Looking backward, not forward

The Obama administration took office, in the new president’s words, determined to look forward, not backward, and as part of that philosophy it was agreed that it would be unfair to prosecute frontline CIA agents for harsh, even unduly harsh, interrogation techniques that they believed were authorized by the Justice department and encouraged by the White House.

In 2004, the CIA’s inspector general did an investigation of those interrogations and found much that was "inconsistent with the public policy positions that the United States has taken regarding human rights." Not only inconsistent but also very likely illegal under U.S. and international law.

The CIA then appeared to have acted properly. It referred the most egregious cases of prisoner abuse to the Justice department. Those investigations, the current CIA director, Leon Panetta, was at pains to point out, were conducted by career prosecutors and not by the higher ups who had drafted the guidelines that seemed to condone torture. Those investigations resulted in a single prosecution.

And there the matter stood for five years until the IG’s report became public this week. It contained some sickening stuff — naked, shackled and hooded prisoners, threats with handguns and electric drills, a mock execution, induced unconsciousness, threats to kill a detainee’s children and have the mother of another detainee raped.

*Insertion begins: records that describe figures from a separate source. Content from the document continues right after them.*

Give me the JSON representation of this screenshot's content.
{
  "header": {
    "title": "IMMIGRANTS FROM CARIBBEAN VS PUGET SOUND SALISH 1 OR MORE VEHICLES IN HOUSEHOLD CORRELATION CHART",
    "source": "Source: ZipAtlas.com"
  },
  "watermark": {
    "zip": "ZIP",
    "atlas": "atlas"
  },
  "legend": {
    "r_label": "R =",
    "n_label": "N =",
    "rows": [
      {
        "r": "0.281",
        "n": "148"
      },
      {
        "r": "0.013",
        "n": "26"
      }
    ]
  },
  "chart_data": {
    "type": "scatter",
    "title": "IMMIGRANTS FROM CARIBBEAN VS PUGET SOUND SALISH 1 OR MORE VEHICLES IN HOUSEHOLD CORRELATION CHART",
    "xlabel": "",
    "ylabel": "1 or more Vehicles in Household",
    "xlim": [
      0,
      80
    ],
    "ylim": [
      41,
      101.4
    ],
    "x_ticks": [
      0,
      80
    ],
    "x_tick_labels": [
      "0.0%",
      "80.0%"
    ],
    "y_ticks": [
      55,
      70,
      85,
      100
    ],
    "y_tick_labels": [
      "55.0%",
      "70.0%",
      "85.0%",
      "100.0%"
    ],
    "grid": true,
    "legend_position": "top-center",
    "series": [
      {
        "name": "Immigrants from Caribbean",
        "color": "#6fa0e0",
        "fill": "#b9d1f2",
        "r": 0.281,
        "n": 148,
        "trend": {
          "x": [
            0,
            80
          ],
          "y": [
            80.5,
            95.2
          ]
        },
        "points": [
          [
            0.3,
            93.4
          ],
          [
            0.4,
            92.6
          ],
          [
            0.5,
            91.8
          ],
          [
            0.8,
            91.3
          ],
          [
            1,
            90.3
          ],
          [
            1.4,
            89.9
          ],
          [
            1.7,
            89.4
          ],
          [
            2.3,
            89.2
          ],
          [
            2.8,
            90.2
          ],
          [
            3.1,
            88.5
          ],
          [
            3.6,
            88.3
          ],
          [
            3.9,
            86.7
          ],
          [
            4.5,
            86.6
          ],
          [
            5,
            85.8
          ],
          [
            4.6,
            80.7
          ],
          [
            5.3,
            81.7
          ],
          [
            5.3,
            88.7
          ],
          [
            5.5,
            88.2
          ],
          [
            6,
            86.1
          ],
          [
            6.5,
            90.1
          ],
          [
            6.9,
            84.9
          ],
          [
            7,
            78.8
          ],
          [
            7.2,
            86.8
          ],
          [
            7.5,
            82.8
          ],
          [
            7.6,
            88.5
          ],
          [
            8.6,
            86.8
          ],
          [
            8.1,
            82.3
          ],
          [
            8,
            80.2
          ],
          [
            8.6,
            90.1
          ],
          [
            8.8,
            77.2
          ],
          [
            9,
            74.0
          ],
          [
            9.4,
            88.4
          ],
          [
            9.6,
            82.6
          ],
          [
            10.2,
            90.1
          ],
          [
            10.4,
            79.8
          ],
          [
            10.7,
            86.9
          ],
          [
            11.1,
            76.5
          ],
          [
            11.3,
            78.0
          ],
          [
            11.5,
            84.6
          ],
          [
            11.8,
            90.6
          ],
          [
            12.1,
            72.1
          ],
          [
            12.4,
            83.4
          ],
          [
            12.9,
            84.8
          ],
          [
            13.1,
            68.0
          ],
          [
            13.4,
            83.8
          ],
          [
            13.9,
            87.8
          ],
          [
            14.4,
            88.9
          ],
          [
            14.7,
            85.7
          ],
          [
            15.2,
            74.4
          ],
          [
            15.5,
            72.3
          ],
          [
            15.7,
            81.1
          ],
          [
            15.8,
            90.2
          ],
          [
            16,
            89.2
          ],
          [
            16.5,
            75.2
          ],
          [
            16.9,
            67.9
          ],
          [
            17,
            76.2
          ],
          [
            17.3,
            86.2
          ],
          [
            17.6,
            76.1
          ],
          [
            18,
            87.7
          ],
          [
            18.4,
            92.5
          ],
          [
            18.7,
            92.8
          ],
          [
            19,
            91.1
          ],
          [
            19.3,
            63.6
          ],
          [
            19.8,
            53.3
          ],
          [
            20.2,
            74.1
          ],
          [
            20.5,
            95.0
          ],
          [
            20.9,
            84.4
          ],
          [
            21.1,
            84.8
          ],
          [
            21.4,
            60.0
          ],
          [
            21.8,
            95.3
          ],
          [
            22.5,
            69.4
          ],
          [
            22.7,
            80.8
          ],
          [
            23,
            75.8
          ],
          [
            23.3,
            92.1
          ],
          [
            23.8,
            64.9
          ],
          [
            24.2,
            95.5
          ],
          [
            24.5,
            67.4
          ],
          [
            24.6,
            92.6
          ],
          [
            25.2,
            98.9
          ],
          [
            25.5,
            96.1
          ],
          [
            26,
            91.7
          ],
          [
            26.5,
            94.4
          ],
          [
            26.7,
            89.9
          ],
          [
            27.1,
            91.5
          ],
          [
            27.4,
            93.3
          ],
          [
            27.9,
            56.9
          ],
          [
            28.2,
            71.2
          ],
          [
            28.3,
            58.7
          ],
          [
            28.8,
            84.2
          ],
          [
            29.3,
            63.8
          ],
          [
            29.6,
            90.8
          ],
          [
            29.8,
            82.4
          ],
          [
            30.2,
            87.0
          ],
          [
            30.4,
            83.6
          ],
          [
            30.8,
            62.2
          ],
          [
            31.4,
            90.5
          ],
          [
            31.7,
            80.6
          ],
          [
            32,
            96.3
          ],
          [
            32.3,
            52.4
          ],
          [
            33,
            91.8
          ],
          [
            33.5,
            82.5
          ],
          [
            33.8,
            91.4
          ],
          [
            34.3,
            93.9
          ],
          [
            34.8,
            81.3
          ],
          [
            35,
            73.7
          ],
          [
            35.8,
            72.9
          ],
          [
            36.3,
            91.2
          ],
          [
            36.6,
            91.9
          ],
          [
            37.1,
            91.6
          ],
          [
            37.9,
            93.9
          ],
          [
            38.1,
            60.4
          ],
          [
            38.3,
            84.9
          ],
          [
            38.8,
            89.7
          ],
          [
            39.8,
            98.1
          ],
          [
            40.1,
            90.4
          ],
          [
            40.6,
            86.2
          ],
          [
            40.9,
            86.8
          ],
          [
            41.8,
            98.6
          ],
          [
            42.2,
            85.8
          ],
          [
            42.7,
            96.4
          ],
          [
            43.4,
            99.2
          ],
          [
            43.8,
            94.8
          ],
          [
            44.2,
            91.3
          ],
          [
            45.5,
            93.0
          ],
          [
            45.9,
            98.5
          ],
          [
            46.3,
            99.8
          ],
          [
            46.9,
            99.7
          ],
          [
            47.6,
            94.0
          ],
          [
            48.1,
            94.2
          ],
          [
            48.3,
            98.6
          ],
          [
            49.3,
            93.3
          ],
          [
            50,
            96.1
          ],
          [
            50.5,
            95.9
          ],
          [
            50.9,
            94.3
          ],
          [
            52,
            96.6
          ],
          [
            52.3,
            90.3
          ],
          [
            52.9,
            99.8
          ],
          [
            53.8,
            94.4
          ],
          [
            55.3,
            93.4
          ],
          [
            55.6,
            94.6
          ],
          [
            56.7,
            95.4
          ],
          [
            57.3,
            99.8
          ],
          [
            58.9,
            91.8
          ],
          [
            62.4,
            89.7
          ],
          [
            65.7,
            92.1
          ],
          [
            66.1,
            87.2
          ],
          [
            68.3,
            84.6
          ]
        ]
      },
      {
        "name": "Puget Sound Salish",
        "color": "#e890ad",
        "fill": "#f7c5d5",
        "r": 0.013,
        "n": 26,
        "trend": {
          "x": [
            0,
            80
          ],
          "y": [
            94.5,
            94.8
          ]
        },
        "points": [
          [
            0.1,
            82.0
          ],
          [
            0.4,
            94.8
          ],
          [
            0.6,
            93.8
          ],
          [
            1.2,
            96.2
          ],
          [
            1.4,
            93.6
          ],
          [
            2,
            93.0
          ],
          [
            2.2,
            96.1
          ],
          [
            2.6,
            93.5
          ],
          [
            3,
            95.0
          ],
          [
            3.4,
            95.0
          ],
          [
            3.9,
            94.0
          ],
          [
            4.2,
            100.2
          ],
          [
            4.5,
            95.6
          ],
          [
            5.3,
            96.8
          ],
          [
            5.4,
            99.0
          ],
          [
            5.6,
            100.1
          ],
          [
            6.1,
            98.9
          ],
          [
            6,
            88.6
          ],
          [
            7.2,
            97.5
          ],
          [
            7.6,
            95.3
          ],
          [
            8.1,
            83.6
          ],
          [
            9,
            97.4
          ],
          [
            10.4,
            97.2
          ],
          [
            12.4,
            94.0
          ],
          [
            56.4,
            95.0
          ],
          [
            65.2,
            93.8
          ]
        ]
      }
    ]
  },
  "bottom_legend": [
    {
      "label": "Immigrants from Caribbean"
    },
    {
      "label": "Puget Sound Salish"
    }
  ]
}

Attorney General Eric Holder then seemed to ditch the policy of protecting agents who acted in good faith and appointed a prosecutor, assistant U.S. attorney, John Durham, to reinvestigate those cases of abuse. Holder says he has no choice but to follow the law.

He has to follow the law but he has considerable discretion as to how he follows it. If there were clear, willful and knowing violations of the law, perhaps the department should prosecute. But the attorney general also should consider the conditions under which the agents labored in 2002-2003. It was widely believed another 9/11-style terrorist attack was imminent. Many of the interrogators seemed poorly trained for the task, were poorly supervised and given little guidance. Meanwhile, the White House was pounding away at the agency demanding actionable intelligence.

The Obama administration has done the right thing, seeing that these abuses don’t recur by creating an elite interagency interrogation unit to question high value terrorism suspects. Durham should act with the greatest restraint and then quickly close this unfortunate chapter.


  1. Dionysis

    In spite of Obama’s stated desire to ignore his legal responsibility to investigate and, if warranted, prosecute these war criminals (“let’s look forward”) the fact is that we as a nation cannot simply abrogate our responsibility to exact accountability for criminality. These sordid behaviors have sullied this country’s image, and we have a moral and legal imperative to investigate fully.

    “Attorney General Eric Holder then seemed to ditch the policy of protecting agents who acted in good faith…”

    He should never have enunciated that ‘policy’ to begin with. As for agents “who acted in good faith,” that is a crock of BS. As many intelligence professionals have begun to note, these people absolutely knew they were commiting potential war crimes when they did it. “Good faith” is nonsense, rejected by the U.S. at Nuremberg.

    As CIA people have noted recently in the press, the vast majority of them are honorable people who follow the law. To allow those relative few who flagrantly engaged in criminality to avoid accountability is demoralizing to those who did the right thing, in spite of war criminal and chronic liar Dick Cheney’s BS.

  2. storky

    Prosecute War Crimes
    Non-participation, whistle-blowing and prosecution are the honorable ways to respond to War Crimes. Continuation of misguided policy is not.

    1) The Obama administration is obligated by federal and International Law to pursue War Crimes.
    2) An atmosphere of imminent attack (regardless of the veracity of such claims) has no bearing on the recognition and execution of unconstitutional law and faulty “expert” opinion.
    3) A Justice Department headed by criminals bowing to the wishes of criminals cannot be expected to effectively investigate itself.

    Moving forward requires occasionally looking back so as not to be surprised by predators.